Dec. 6 (Bloomberg) -- Richard Branson’s Virgin Trains was handed a deal to run Britain’s premier rail route for two more years on the day a government-backed probe found that a decision to strip it of the contract was based on faulty calculations.
Virgin will operate the West Coast main line from London to Scotland until November 2014 under a simple management contract while the government reworks terms for a long-term franchise, the U.K. Department for Transport said in a statement.
Branson failed to keep the route in the first place after the DfT used flawed methodology in guiding bidders on the amount of risk capital required and then varied the resulting figures in contravention of competition rules, the inquiry into the franchise failure found.
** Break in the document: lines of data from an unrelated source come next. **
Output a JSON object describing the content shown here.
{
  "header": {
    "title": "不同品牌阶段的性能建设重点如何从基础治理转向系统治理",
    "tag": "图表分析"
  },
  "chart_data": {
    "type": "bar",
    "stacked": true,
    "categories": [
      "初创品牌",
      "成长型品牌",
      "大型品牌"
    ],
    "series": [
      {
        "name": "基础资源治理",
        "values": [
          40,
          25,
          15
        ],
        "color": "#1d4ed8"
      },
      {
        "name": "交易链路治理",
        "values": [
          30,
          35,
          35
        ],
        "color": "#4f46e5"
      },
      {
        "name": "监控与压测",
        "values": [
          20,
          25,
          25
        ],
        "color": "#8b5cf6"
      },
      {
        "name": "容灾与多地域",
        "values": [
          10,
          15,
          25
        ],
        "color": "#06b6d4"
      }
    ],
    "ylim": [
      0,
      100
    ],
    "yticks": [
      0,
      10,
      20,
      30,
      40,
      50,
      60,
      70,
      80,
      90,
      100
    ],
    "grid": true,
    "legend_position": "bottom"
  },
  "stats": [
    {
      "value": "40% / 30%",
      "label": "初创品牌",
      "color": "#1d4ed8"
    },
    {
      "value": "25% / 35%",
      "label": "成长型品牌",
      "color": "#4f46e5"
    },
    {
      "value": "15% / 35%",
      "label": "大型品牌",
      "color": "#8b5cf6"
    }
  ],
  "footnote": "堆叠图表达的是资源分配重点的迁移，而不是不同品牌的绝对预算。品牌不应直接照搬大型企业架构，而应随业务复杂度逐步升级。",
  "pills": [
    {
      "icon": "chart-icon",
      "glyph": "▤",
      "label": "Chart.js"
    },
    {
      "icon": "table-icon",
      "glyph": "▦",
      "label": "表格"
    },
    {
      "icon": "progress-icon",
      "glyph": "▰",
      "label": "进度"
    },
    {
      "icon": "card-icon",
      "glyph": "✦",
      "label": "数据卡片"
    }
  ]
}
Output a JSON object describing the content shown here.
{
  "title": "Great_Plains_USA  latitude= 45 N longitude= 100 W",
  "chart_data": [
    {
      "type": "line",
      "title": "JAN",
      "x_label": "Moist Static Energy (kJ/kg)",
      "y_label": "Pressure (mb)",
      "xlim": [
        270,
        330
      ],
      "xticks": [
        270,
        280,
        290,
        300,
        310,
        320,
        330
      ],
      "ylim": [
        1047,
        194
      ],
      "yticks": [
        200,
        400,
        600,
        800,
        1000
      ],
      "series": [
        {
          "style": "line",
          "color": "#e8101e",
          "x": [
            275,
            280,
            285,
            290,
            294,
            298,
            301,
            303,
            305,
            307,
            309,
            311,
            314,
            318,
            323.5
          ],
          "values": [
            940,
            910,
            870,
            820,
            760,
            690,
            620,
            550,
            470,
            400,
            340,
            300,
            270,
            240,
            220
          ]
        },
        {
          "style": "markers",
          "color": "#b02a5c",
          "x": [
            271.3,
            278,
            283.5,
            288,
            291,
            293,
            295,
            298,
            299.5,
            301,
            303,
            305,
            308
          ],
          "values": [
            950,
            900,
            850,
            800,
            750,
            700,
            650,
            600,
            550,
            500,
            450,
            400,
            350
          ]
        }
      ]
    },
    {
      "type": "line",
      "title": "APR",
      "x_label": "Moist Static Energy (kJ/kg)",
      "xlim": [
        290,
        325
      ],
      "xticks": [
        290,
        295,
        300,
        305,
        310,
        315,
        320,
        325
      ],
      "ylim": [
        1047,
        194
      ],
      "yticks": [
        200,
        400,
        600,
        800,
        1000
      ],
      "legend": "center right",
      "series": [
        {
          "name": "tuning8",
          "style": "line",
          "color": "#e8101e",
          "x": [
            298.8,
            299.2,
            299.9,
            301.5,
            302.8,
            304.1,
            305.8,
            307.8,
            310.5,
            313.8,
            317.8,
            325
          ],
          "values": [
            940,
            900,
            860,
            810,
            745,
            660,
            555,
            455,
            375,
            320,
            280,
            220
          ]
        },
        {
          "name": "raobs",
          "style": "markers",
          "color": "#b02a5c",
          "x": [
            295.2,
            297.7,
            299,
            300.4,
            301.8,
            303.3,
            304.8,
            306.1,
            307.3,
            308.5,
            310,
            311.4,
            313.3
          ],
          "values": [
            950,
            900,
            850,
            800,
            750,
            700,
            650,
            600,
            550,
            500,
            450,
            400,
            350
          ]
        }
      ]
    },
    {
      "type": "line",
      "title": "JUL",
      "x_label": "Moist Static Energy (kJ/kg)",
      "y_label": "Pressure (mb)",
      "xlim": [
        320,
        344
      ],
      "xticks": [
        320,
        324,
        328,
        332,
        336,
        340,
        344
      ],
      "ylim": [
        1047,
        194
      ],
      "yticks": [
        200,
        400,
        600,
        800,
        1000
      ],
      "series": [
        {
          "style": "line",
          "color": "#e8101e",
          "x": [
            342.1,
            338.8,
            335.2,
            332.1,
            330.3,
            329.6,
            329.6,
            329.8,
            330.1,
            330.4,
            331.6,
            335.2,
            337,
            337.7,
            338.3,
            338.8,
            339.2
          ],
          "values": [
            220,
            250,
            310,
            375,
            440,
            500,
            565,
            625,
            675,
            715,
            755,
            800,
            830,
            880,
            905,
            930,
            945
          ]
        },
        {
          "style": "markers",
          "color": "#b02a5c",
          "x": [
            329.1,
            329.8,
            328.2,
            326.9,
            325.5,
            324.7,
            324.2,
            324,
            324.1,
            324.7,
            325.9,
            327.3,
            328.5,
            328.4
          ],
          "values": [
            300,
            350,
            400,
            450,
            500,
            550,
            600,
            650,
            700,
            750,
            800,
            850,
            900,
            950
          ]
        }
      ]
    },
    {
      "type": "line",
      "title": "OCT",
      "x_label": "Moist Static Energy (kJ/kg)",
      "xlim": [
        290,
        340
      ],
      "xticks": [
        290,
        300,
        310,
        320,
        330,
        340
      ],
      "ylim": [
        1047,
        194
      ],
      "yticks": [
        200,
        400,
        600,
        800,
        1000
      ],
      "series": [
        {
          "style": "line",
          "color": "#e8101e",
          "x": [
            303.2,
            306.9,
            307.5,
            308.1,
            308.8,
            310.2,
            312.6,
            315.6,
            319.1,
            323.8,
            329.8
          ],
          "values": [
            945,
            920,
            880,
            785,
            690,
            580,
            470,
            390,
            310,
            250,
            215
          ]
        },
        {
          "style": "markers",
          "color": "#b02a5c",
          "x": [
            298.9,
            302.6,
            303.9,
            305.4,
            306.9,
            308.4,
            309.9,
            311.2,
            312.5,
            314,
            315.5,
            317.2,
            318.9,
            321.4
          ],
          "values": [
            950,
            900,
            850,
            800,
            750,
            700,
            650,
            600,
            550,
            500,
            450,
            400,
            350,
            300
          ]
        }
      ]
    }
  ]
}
No evidence of bias in favor of winning bidder FirstGroup Plc was detected, the report compiled by Centrica Plc Chief Executive Officer Sam Laidlaw said.
“The final report from the Laidlaw Inquiry makes extremely uncomfortable reading,” Transport Secretary Patrick McLoughlin said in the statement. “The department is determined to ensure future franchise competitions are conducted on the basis of sound planning, the rigorous identification and oversight of risk, and the right quality assurance.”
The West Coast contract was halted on Oct. 3 following the discovery of what the government called “serious flaws” in the choice of FirstGroup’s 5.5 billion-pound ($8.9 billion) bid.
Virgin was initially told it could retain the route for nine to 13 months after the DfT decided against handing it to state-backed Directly Operated Railways Ltd.
Under the arrangements for Virgin to keep West Coast the U.K. government will take on revenue and cost risk, with Branson’s venture, which is 49 percent owned by Stagecoach Group Plc, taking 1 percent of revenue as a flat fee.
Under a franchise arrangement the operator takes on more of the risk and potential reward, and the contract announced today can be revised to allow Virgin to do so, the DfT said. The two-year deal was sealed with the company’s existing franchise deal that had run since 1997 due to expire at 2 p.m. on Dec. 9.
Terms include timetable modifications to include an hourly service from London to Glasgow, Scotland’s largest city, together with other service enhancements, according to the DfT.
“We are determined to ensure not only that passengers continue to experience the same levels of service they have in the past, but that services improve,” McLoughlin said.
Today’s contract will also make it easier for passengers to claim compensation for train delays under a new program starting April 1, he said.